7. Take advantage of student discounts
Ah, student discounts. One of the major perks of being a college student. Chances are, restaurants, movie theaters, and even clothing stores around campus offer student discounts to incentivize college students to come in and shop.
Finding places near you that offer student discounts – and frequenting those locations – can save you a few bucks which, over time, adds up. Every little thing helps, right?
8. Get a part-time job
This is one of the best things you can do as a college student. Working a part-time job can give you extra spending money and help you build up your savings for those spring break trips and future rental costs.
If you’re worried about balancing part-time work with your studies, take a deep breath.
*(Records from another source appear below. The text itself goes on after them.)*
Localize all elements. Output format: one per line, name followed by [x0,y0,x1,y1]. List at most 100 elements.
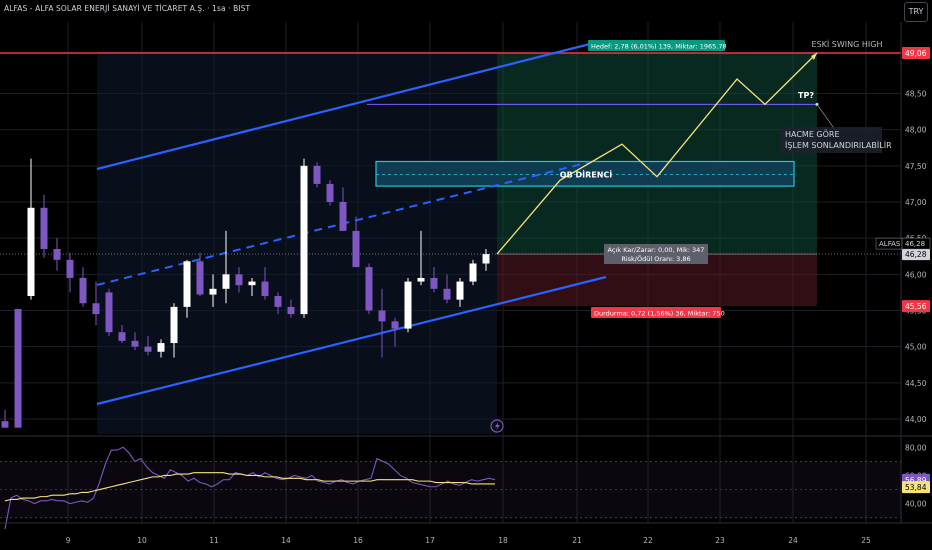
candle [27,158,35,300]
candle [1,409,9,428]
candle [469,259,477,286]
candle-body [131,340,139,347]
target-label-box [588,40,725,51]
candle-body [235,274,243,286]
candle [131,332,139,351]
candle-body [274,296,282,307]
candle [430,267,438,293]
candle-body [404,281,412,329]
candle-body [157,343,165,352]
hacme-box [780,127,882,153]
candle-body [92,303,100,315]
rsi-tick-label: 80,00 [905,443,927,452]
candle-body [456,281,464,300]
tp-label: TP? [798,91,814,100]
candle-body [144,346,152,352]
alert-icon [490,419,504,433]
candle-body [443,288,451,300]
candle [235,267,243,293]
stop-label: Durdurma: 0,72 (1,56%) 36, Miktar: 750 [594,310,725,318]
candle [118,324,126,344]
candle-body [430,277,438,289]
last-price-tag [902,249,930,261]
candle [53,238,61,271]
time-tick-label: 21 [572,536,582,545]
stop-price-label: 45,56 [905,302,927,311]
candle [443,274,451,304]
candle [14,309,22,428]
candle [40,194,48,258]
time-tick-label: 25 [861,536,871,545]
rsi-line [4,446,496,530]
candle-body [66,259,74,278]
time-tick-label: 24 [788,536,798,545]
hacme-label-1: HACME GÖRE [785,129,840,139]
time-tick-label: 14 [281,536,291,545]
price-tick-label: 47,50 [905,162,927,171]
candle-body [118,332,126,341]
candle-body [105,292,113,333]
eski-swing-label: ESKİ SWING HIGH [812,39,883,49]
time-tick-label: 17 [425,536,435,545]
candle [261,267,269,300]
hacme-label-2: İŞLEM SONLANDIRILABİLİR [785,140,892,150]
candle [313,162,321,188]
tp-callout-line [817,105,836,130]
price-tick-label: 47,00 [905,198,927,207]
rsi-ma-label: 53,84 [905,483,927,492]
candle-body [222,274,230,289]
candle-body [40,207,48,250]
candle-body [27,207,35,297]
candlestick-series [1,158,490,428]
trade-zones [0,52,901,434]
pnl-info-2: Risk/Ödül Oranı: 3,86 [621,254,690,263]
rsi-ma-line [4,472,495,502]
currency-button[interactable]: TRY [904,2,928,22]
candle [417,230,425,286]
rsi-ma-tag [902,481,930,494]
candle [339,187,347,231]
time-tick-label: 18 [498,536,508,545]
candle-body [391,321,399,329]
pnl-info-box [604,244,708,264]
candle-body [326,183,334,203]
candle [274,292,282,315]
time-tick-label: 16 [353,536,363,545]
target-zone [497,53,817,255]
channel-lower [96,275,607,406]
price-tick-label: 45,00 [905,343,927,352]
rsi-tick-label: 40,00 [905,500,927,509]
resistance-price-tag [902,47,930,59]
candle [209,274,217,307]
candle-body [53,249,61,260]
candle-body [287,306,295,315]
candle [287,299,295,318]
price-tick-label: 44,00 [905,415,927,424]
candle-body [378,310,386,322]
candle-body [365,267,373,311]
candle-body [261,281,269,297]
projection-arrowhead [811,53,817,60]
price-axis: 48,5048,0047,5047,0046,5046,0045,5045,00… [875,22,932,550]
time-tick-label: 10 [137,536,147,545]
candle [144,335,152,356]
candle-body [248,281,256,286]
last-price-label: 46,28 [905,250,927,259]
channel-background [97,52,497,434]
price-tick-label: 44,50 [905,379,927,388]
candle [300,158,308,318]
candle [66,252,74,293]
rsi-value-label: 56,89 [905,476,927,485]
candle-body [469,263,477,282]
candle-body [14,309,22,428]
candle-body [79,277,87,304]
candle [391,317,399,347]
price-tick-label: 48,50 [905,90,927,99]
candle [482,249,490,271]
candle-body [339,202,347,231]
candle [365,263,373,315]
candle-body [300,165,308,315]
candle [79,267,87,307]
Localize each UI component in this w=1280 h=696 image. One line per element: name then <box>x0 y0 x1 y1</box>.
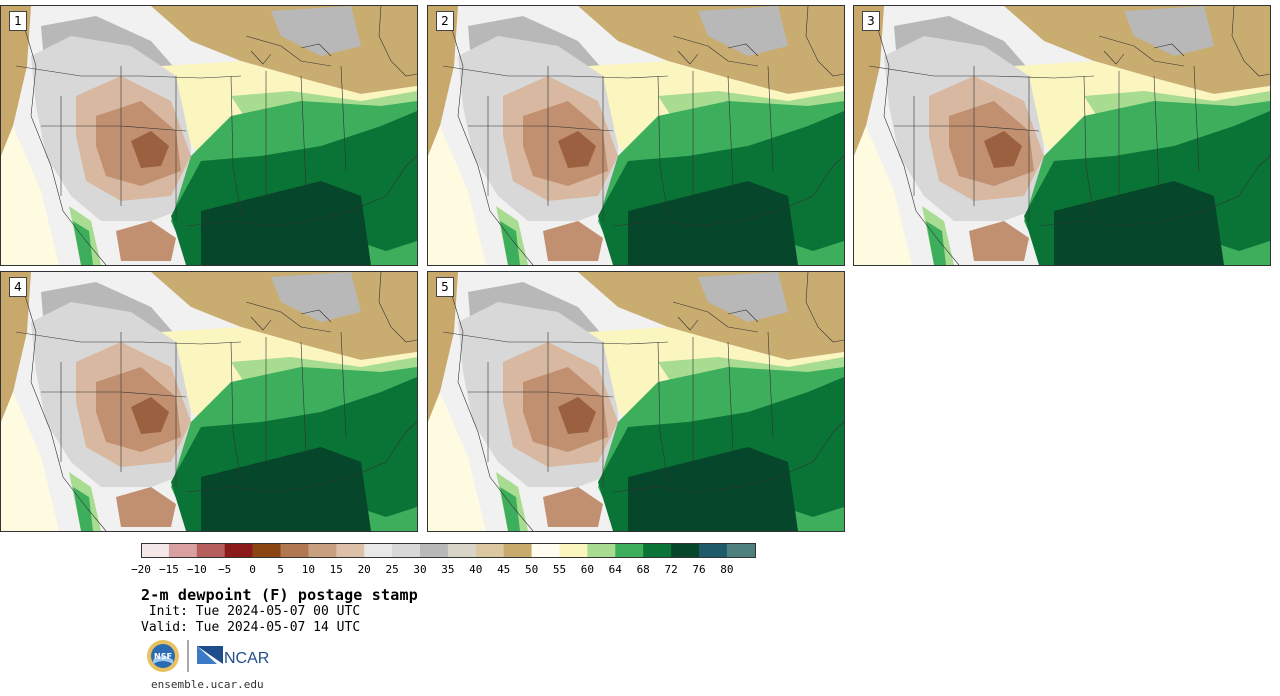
colorbar-tick-label: −15 <box>158 563 179 576</box>
colorbar-tick-label: 68 <box>636 563 650 576</box>
colorbar-tick-label: 72 <box>664 563 678 576</box>
colorbar-swatch <box>587 543 616 558</box>
colorbar-tick-label: 45 <box>497 563 511 576</box>
colorbar-tick-label: 55 <box>552 563 567 576</box>
colorbar-swatch <box>252 543 281 558</box>
panel-number: 3 <box>862 11 880 31</box>
colorbar-swatch <box>168 543 198 558</box>
colorbar-tick-label: 35 <box>441 563 455 576</box>
colorbar-swatch <box>224 543 253 558</box>
colorbar-tick-label: −10 <box>186 563 207 576</box>
colorbar-tick-label: 30 <box>413 563 427 576</box>
colorbar-swatch <box>531 543 560 558</box>
colorbar-tick-label: −5 <box>218 563 232 576</box>
colorbar-swatch <box>475 543 504 558</box>
map-panel-1: 1 <box>0 5 418 266</box>
colorbar-tick-label: 5 <box>277 563 284 576</box>
colorbar-tick-label: 76 <box>692 563 706 576</box>
colorbar-swatch <box>392 543 421 558</box>
map-panel-2: 2 <box>427 5 845 266</box>
map-panel-5: 5 <box>427 271 845 532</box>
colorbar <box>141 543 756 558</box>
colorbar-swatch <box>447 543 477 558</box>
logos: NSF NCAR <box>147 640 269 672</box>
colorbar-swatch <box>615 543 644 558</box>
colorbar-tick-label: 20 <box>357 563 371 576</box>
colorbar-tick-label: 25 <box>385 563 399 576</box>
colorbar-tick-label: 0 <box>249 563 256 576</box>
colorbar-labels: −20 −15 −10 −5 0 5 10 15 20 25 30 35 40 45 50 55 60 64 68 7… <box>131 563 781 577</box>
panel-number: 4 <box>9 277 27 297</box>
site-url: ensemble.ucar.edu <box>151 678 264 691</box>
colorbar-swatch <box>196 543 225 558</box>
colorbar-swatch <box>280 543 309 558</box>
colorbar-tick-label: −20 <box>131 563 151 576</box>
colorbar-tick-label: 80 <box>720 563 734 576</box>
colorbar-swatch <box>420 543 449 558</box>
panel-number: 5 <box>436 277 454 297</box>
colorbar-swatch <box>503 543 532 558</box>
map-panel-4: 4 <box>0 271 418 532</box>
colorbar-swatch <box>643 543 672 558</box>
colorbar-swatch <box>699 543 728 558</box>
init-time: Init: Tue 2024-05-07 00 UTC <box>141 604 361 619</box>
colorbar-swatch <box>559 543 588 558</box>
figure-title: 2-m dewpoint (F) postage stamp <box>141 586 418 604</box>
ncar-logo-text: NCAR <box>224 650 269 667</box>
colorbar-tick-label: 10 <box>301 563 316 576</box>
colorbar-tick-label: 15 <box>329 563 343 576</box>
nsf-logo-icon: NSF <box>147 640 179 672</box>
colorbar-swatch <box>336 543 365 558</box>
colorbar-swatch <box>671 543 700 558</box>
colorbar-tick-label: 64 <box>608 563 622 576</box>
ncar-logo-icon: NCAR <box>197 646 269 667</box>
colorbar-swatch <box>364 543 393 558</box>
colorbar-swatch <box>141 543 170 558</box>
colorbar-tick-label: 60 <box>580 563 595 576</box>
map-panel-3: 3 <box>853 5 1271 266</box>
panel-number: 2 <box>436 11 454 31</box>
colorbar-swatch <box>308 543 337 558</box>
colorbar-swatch <box>726 543 756 558</box>
colorbar-tick-label: 50 <box>524 563 539 576</box>
nsf-logo-text: NSF <box>154 652 172 661</box>
panel-number: 1 <box>9 11 27 31</box>
valid-time: Valid: Tue 2024-05-07 14 UTC <box>141 620 361 635</box>
colorbar-tick-label: 40 <box>469 563 483 576</box>
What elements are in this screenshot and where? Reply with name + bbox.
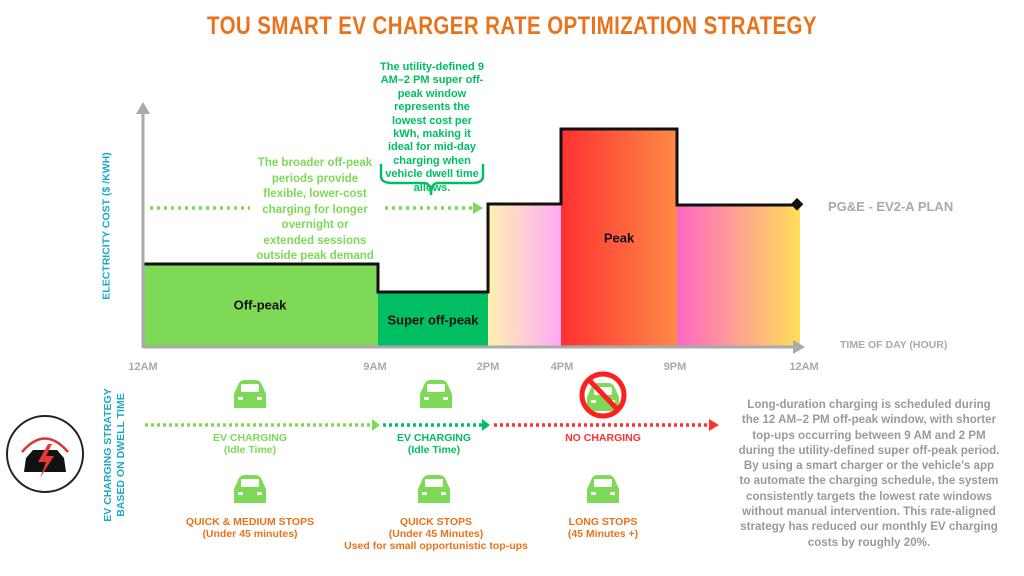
stop-3: LONG STOPS (45 Minutes +) — [567, 516, 639, 540]
no-charging-icon — [579, 371, 627, 419]
status-1: EV CHARGING (Idle Time) — [212, 432, 288, 456]
label-super-off-peak: Super off-peak — [387, 312, 479, 328]
x-axis-label: TIME OF DAY (HOUR) — [840, 339, 948, 351]
page-title: TOU SMART EV CHARGER RATE OPTIMIZATION S… — [207, 12, 817, 40]
tick-9pm: 9PM — [663, 361, 687, 373]
label-off-peak: Off-peak — [233, 297, 287, 313]
status-2: EV CHARGING (Idle Time) — [396, 432, 472, 456]
stop-1: QUICK & MEDIUM STOPS (Under 45 minutes) — [185, 516, 315, 540]
tick-9am: 9AM — [363, 361, 387, 373]
timeline-arrow-2 — [482, 419, 490, 431]
plan-label: PG&E - EV2-A PLAN — [828, 199, 954, 214]
brace — [379, 164, 485, 196]
tick-2pm: 2PM — [476, 361, 500, 373]
car-icon — [420, 380, 452, 408]
car-icon — [234, 380, 266, 408]
y-axis-arrow — [136, 102, 150, 114]
period-peak — [561, 129, 677, 347]
note-offpeak: The broader off-peak periods provide fle… — [256, 157, 374, 278]
strategy-label: EV CHARGING STRATEGY BASED ON DWELL TIME — [102, 388, 127, 522]
timeline-arrow-3 — [709, 419, 719, 431]
dotted-arrow-head — [473, 202, 483, 214]
period-partial-peak-afternoon — [488, 204, 561, 347]
period-off-peak — [143, 264, 378, 347]
period-super-off-peak — [378, 292, 488, 347]
rate-step-line — [143, 127, 797, 294]
x-axis-arrow — [793, 340, 805, 354]
y-axis-label: ELECTRICITY COST ($ /KWH) — [100, 152, 113, 300]
label-peak: Peak — [603, 230, 635, 246]
timeline-arrow-1 — [372, 419, 380, 431]
summary-text: Long-duration charging is scheduled duri… — [738, 398, 1000, 549]
car-icon — [587, 475, 619, 503]
period-partial-peak-evening — [677, 205, 800, 347]
car-icon — [418, 475, 450, 503]
stop-2: QUICK STOPS (Under 45 Minutes) Used for sm… — [344, 516, 528, 552]
tick-12am: 12AM — [128, 361, 158, 373]
car-icon — [234, 475, 266, 503]
tick-12am-end: 12AM — [789, 361, 819, 373]
status-3: NO CHARGING — [565, 432, 641, 444]
note-superoffpeak: The utility-defined 9 AM–2 PM super off-… — [380, 61, 484, 194]
tick-4pm: 4PM — [550, 361, 574, 373]
logo — [6, 415, 84, 493]
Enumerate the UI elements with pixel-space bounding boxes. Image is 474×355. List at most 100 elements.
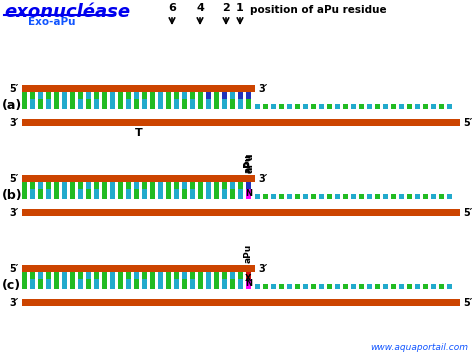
Bar bbox=[30, 189, 35, 199]
Bar bbox=[62, 92, 67, 105]
Bar bbox=[343, 284, 348, 289]
Bar bbox=[415, 193, 420, 199]
Bar bbox=[150, 189, 155, 199]
Bar bbox=[222, 92, 227, 105]
Bar bbox=[38, 182, 43, 195]
Bar bbox=[359, 193, 364, 199]
Bar bbox=[46, 92, 51, 105]
Bar bbox=[319, 284, 324, 289]
Bar bbox=[174, 182, 179, 195]
Bar bbox=[102, 182, 107, 195]
Bar bbox=[22, 182, 27, 195]
Bar bbox=[54, 279, 59, 289]
Bar bbox=[150, 272, 155, 285]
Text: 4: 4 bbox=[196, 3, 204, 13]
Bar bbox=[62, 279, 67, 289]
Bar bbox=[62, 189, 67, 199]
Bar bbox=[230, 92, 235, 105]
Bar bbox=[214, 279, 219, 289]
Bar bbox=[54, 92, 59, 105]
Bar bbox=[38, 99, 43, 109]
Bar bbox=[279, 284, 284, 289]
Bar bbox=[222, 182, 227, 195]
Bar bbox=[375, 284, 380, 289]
Text: 5′: 5′ bbox=[463, 118, 473, 127]
Bar bbox=[142, 182, 147, 195]
Text: 5′: 5′ bbox=[463, 208, 473, 218]
Text: 6: 6 bbox=[168, 3, 176, 13]
Bar bbox=[319, 193, 324, 199]
Bar bbox=[86, 279, 91, 289]
Bar bbox=[367, 284, 372, 289]
Bar bbox=[166, 92, 171, 105]
Bar bbox=[142, 279, 147, 289]
Text: exonucléase: exonucléase bbox=[4, 3, 130, 21]
Bar bbox=[62, 272, 67, 285]
Bar bbox=[102, 99, 107, 109]
Bar bbox=[190, 92, 195, 105]
Bar bbox=[303, 284, 308, 289]
Bar bbox=[150, 182, 155, 195]
Bar bbox=[78, 99, 83, 109]
Text: Exo-aPu: Exo-aPu bbox=[28, 17, 75, 27]
Bar bbox=[423, 284, 428, 289]
Bar bbox=[246, 189, 251, 199]
Bar bbox=[359, 104, 364, 109]
Bar bbox=[174, 189, 179, 199]
Bar bbox=[263, 284, 268, 289]
Bar bbox=[295, 193, 300, 199]
Bar bbox=[367, 104, 372, 109]
Bar bbox=[174, 272, 179, 285]
Bar bbox=[246, 182, 251, 195]
Bar bbox=[423, 104, 428, 109]
Bar bbox=[206, 182, 211, 195]
Bar bbox=[327, 104, 332, 109]
Text: 5′: 5′ bbox=[9, 263, 19, 273]
Bar bbox=[343, 104, 348, 109]
Bar bbox=[439, 193, 444, 199]
Bar bbox=[311, 193, 316, 199]
Bar bbox=[399, 284, 404, 289]
Bar bbox=[287, 284, 292, 289]
Bar bbox=[38, 189, 43, 199]
Bar bbox=[182, 189, 187, 199]
Bar bbox=[126, 182, 131, 195]
Bar bbox=[295, 104, 300, 109]
Bar bbox=[431, 193, 436, 199]
Bar bbox=[30, 279, 35, 289]
Bar bbox=[110, 272, 115, 285]
Bar bbox=[86, 92, 91, 105]
Bar bbox=[182, 99, 187, 109]
Bar bbox=[30, 99, 35, 109]
Bar bbox=[214, 272, 219, 285]
Bar bbox=[415, 284, 420, 289]
Bar bbox=[174, 99, 179, 109]
Bar bbox=[22, 175, 255, 182]
Bar bbox=[158, 92, 163, 105]
Bar bbox=[174, 279, 179, 289]
Bar bbox=[230, 189, 235, 199]
Bar bbox=[134, 182, 139, 195]
Text: 5′: 5′ bbox=[9, 174, 19, 184]
Bar bbox=[198, 182, 203, 195]
Bar bbox=[246, 272, 251, 285]
Bar bbox=[214, 92, 219, 105]
Text: N: N bbox=[245, 190, 252, 198]
Bar bbox=[118, 99, 123, 109]
Bar bbox=[367, 193, 372, 199]
Text: aPu: aPu bbox=[245, 152, 255, 173]
Bar bbox=[22, 119, 460, 126]
Bar bbox=[54, 272, 59, 285]
Bar bbox=[94, 189, 99, 199]
Bar bbox=[38, 272, 43, 285]
Bar bbox=[118, 272, 123, 285]
Bar bbox=[46, 99, 51, 109]
Bar bbox=[30, 272, 35, 285]
Text: 5′: 5′ bbox=[9, 83, 19, 93]
Bar bbox=[431, 284, 436, 289]
Bar bbox=[126, 189, 131, 199]
Bar bbox=[255, 193, 260, 199]
Bar bbox=[214, 99, 219, 109]
Bar bbox=[182, 279, 187, 289]
Bar bbox=[182, 182, 187, 195]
Consider looking for a job on campus first where the manager might be more understanding of your class schedule.
9. Ask for help
If you’re struggling financially, remember you’re not alone. One study found that more than 70% of college students are stressed about finances. If you can safely go to family for help, don’t let your pride get in the way. They probably want you to succeed just as much as you do.
If that’s not an option, your university may offer financial wellness resources and student food banks to help you make it to your next paycheck. Take advantage of resources around you and ask for help when you need it.
10. Start the path to financial wellness
Your college education will improve your job prospects and open doors you otherwise wouldn’t have access to. But building a successful life isn’t just about landing a great job. You also need to be capable of managing your own financial wellness.
One way to start building financial health in college is to build your credit history. Good credit opens up opportunities down the road such as getting approved for a mortgage or car loan, or even getting a job offer in some cases. Plus, having good credit comes with other perks, like discounts on your auto insurance and credit cards that offer super great cash back or travel rewards.
The good news is, you don’t have to have a credit card to start building credit history. You may want to try a solution like Loqbox, which is a free tool that helps you build credit history while saving money. You can learn more about how Loqbox works here.
For now, have fun preparing for college. We hope you make use of these financially savvy tips to start building a healthy and fulfilling life now so you can ultimately enjoy these next few years with more fun and less stress!